Algumas semanas depois da invernia ter começado, eis o Doutor Mara num
tugúrio citadino mal-afamado, ainda por cima com uma bandeira nacional sobre os
ombros e, acreditamos dizê-lo sem qualquer tipo de ofensa ou má criação, que o
digníssimo se encontra encharcado em vinho tinto da cooperativa. Debaixo do braço do doutor Mara, o livro de
Willy Helpach, “Geopsiché – l´ame humaine sous l´influence du temps, du climat,
du sol et du paysage”, numa tradução francesa muito velhinha da editora Payot,
de Paris. Doutor Mara, sem querer imiscuir-nos na sua vida pessoal, celebra-se
alguma coisa por estes lados nesta noite chuvosa?
DM: Há alguma razão
para trazer a bandeira portuguesa aos ombros, Doutor Mara?
Doutor Mara: Alguma lata e
algum descaramento, pois claro.
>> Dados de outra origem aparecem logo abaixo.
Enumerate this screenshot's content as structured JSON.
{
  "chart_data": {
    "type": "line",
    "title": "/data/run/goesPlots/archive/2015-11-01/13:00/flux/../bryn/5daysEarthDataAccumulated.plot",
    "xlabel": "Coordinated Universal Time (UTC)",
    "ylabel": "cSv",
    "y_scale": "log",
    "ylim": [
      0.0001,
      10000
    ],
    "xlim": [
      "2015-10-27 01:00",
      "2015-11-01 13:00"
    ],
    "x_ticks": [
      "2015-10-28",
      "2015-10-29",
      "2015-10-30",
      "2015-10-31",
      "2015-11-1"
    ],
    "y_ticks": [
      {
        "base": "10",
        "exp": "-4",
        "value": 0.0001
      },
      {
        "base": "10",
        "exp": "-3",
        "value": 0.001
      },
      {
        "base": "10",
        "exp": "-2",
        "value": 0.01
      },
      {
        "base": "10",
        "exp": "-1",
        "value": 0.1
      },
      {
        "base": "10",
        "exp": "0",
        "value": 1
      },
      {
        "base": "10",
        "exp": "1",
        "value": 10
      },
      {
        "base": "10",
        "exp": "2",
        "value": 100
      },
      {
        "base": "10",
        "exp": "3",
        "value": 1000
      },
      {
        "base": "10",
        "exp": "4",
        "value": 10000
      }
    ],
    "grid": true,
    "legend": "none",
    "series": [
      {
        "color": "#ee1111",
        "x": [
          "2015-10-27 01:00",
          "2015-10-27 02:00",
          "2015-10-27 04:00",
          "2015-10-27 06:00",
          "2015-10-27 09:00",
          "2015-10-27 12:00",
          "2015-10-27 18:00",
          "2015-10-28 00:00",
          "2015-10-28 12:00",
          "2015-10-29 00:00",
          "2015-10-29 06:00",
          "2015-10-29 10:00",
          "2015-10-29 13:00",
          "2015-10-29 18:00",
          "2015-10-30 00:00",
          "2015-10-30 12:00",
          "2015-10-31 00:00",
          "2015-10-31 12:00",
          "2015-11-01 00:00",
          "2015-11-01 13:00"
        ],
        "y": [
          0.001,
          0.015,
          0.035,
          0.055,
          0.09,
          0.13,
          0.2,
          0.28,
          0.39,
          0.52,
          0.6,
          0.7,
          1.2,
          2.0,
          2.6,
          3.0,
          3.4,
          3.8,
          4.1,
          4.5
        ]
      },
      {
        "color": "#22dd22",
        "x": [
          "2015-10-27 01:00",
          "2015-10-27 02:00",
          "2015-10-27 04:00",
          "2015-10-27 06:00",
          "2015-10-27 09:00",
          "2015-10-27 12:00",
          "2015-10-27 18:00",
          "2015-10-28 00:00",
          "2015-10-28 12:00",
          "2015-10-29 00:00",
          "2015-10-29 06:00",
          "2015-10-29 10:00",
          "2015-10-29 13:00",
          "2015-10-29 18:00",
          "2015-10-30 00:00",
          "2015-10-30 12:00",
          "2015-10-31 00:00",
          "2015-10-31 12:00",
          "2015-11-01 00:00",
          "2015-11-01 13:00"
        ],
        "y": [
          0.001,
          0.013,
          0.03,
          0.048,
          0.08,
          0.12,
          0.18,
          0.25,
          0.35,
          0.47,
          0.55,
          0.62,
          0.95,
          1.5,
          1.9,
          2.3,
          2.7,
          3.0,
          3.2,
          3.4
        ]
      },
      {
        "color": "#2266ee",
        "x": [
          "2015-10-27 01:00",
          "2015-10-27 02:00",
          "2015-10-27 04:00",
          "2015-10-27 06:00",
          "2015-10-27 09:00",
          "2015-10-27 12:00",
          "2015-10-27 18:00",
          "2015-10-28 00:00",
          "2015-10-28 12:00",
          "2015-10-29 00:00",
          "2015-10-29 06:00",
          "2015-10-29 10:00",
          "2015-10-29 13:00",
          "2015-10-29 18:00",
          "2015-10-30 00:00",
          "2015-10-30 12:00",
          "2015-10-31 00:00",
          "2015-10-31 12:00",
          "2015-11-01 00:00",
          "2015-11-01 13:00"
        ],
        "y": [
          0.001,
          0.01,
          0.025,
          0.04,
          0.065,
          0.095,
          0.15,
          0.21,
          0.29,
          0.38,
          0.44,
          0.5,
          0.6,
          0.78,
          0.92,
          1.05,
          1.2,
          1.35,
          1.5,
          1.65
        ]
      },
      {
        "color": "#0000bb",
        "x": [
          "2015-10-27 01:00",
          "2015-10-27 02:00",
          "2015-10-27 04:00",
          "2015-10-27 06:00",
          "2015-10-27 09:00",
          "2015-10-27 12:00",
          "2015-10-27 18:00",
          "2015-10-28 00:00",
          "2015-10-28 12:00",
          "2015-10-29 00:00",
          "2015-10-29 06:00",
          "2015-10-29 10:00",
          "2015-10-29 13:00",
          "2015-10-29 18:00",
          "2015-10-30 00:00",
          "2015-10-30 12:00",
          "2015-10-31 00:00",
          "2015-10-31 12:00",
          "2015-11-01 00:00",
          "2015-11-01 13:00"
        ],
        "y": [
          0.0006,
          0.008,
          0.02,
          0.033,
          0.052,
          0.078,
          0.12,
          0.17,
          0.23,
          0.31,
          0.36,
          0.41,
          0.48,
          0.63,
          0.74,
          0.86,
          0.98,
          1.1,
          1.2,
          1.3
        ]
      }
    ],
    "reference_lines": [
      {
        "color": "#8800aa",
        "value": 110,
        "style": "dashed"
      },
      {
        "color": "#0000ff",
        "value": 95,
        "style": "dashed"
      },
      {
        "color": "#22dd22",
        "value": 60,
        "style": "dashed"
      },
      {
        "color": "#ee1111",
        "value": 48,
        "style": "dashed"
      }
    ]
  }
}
Mais
concretamente a bandeira serve para eu me poder encostar com segurança ao
balcão. Aqui o taberneiro, o meu amigo, Gonçalo Pratas, um homem de armas como
vocês podem ver, não pode ver nada sujo e está sempre a deitar detergente e
líxivia para cima do balcão. Com esta sua atitude, já me deu cabo de umas
quantas camisas de cor compradas nas melhores boutiques de ocasião. Já se sabe,
a bandeira protege das nódoas e esta foi comprada por alturas do Europeu e já
está um pouco desbotada…as manchas não ofendem a pátria, pelo menos não tanto como
aqueles que andam agora com um pin na
lapela.
DM: Doutor Mara, há muita gente que gostaria de transmitir respostas e
anseios ou então apenas devaneios chamados de torrente de ideias sobre o que
vão lendo das suas charlas quotidianas. Tem noção do impacto que cada charla do
Doutor Mara tem na nossa sociedade?
Doutor Mara: Deixem-se de bajulices, já vos tenho dito, qualquer
dia deixo de conversar convosco e então será o fim do mundo. Pensar, reflectir
e escrever são partes de um processo longo e do qual não tenho feito outra
coisa ao longo da vida. O importante seria que cada cidadão pensasse e agisse
por si próprio, que fosse aquilo que a sociedade ilustrada do século das luzes
sempre sonhou: um cidadão atento, activo e participante nas decisões da polis. O
meu grande amigo George Orwell tinha uma posição mais crítica sobre o que se
publica por aí, pois este dizia que “jornalismo é publicar aquilo que alguém
não quer que se publique” e que “o resto é publicidade”.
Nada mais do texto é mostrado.